A 4-year-old boy is brought with difficulty climbing stairs, frequent falls, and an unusual way of rising from the floor (places hands on thighs and pushes up the body). Calf muscles appear enlarged. Serum CK is 8,500 U/L (reference: 24-195 U/L). What is the inheritance pattern of this condition?

A Autosomal dominant
B Autosomal recessive
C X-linked recessive
D Mitochondrial (maternal) inheritance

Duchenne muscular dystrophy (DMD) is caused by mutations in the dystrophin gene on chromosome Xp21, inherited in an X-linked recessive pattern. Females are carriers; affected males show proximal muscle weakness, Gower's sign, calf pseudohypertrophy, and markedly elevated CK (10-100 times normal — 8500 U/L here = >40x).

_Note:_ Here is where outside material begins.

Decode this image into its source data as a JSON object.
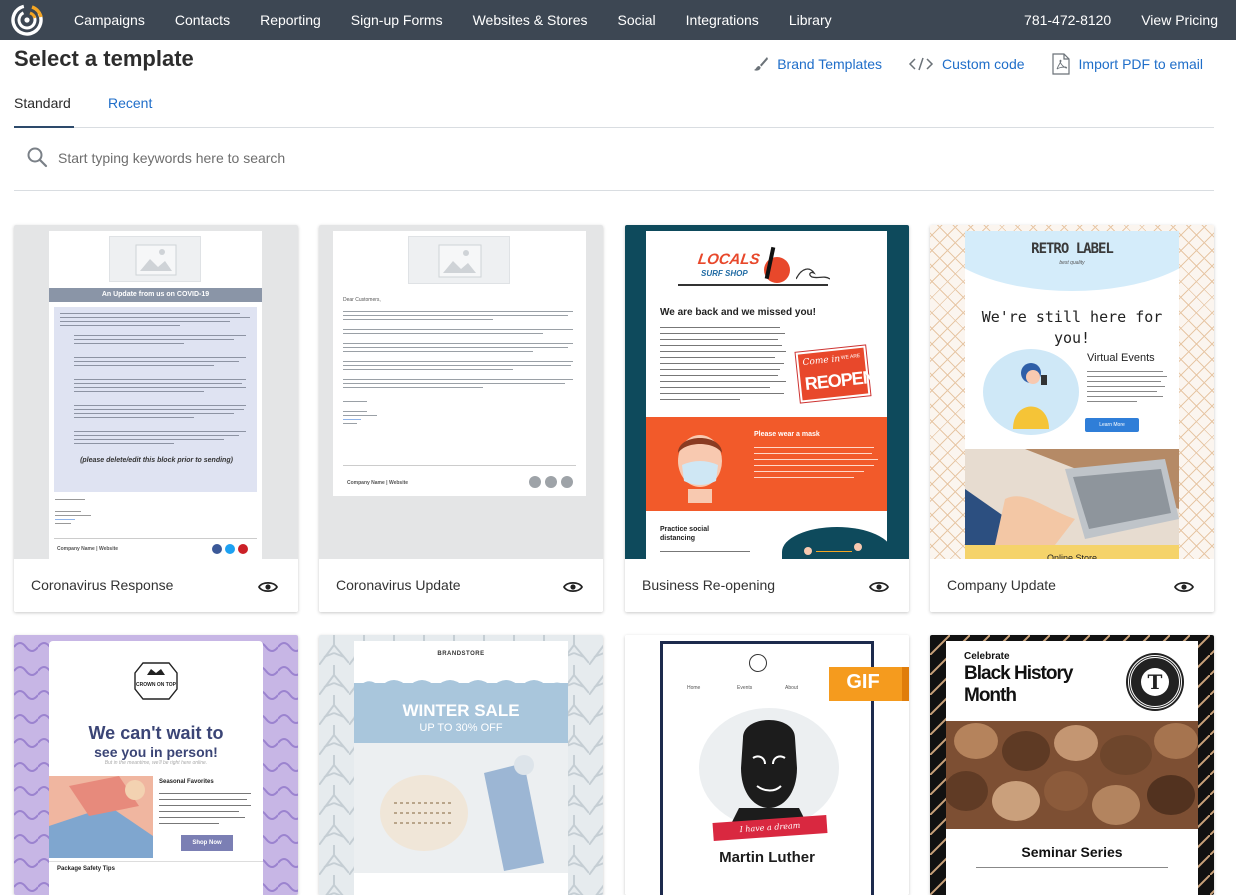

DMD: X-linked recessive, dystrophin gene mutation (Xp21). Classic triad: proximal weakness + Gower's sign + calf pseudohypertrophy. CK 10-100x normal is the key lab marker. Diagnosis: CK + gene testing (deletion/duplication in 65% by MLPA; sequencing for point mutations). Steroids (prednisolone/deflazacort) are standard of care.

DMD is X-linked recessive. Autosomal dominant muscular dystrophies include facioscapulohumeral and myotonic dystrophy. Autosomal recessive includes limb-girdle MD type 2. Mitochondrial inheritance gives maternal transmission and predominantly affects high-energy tissues (brain, muscle, heart).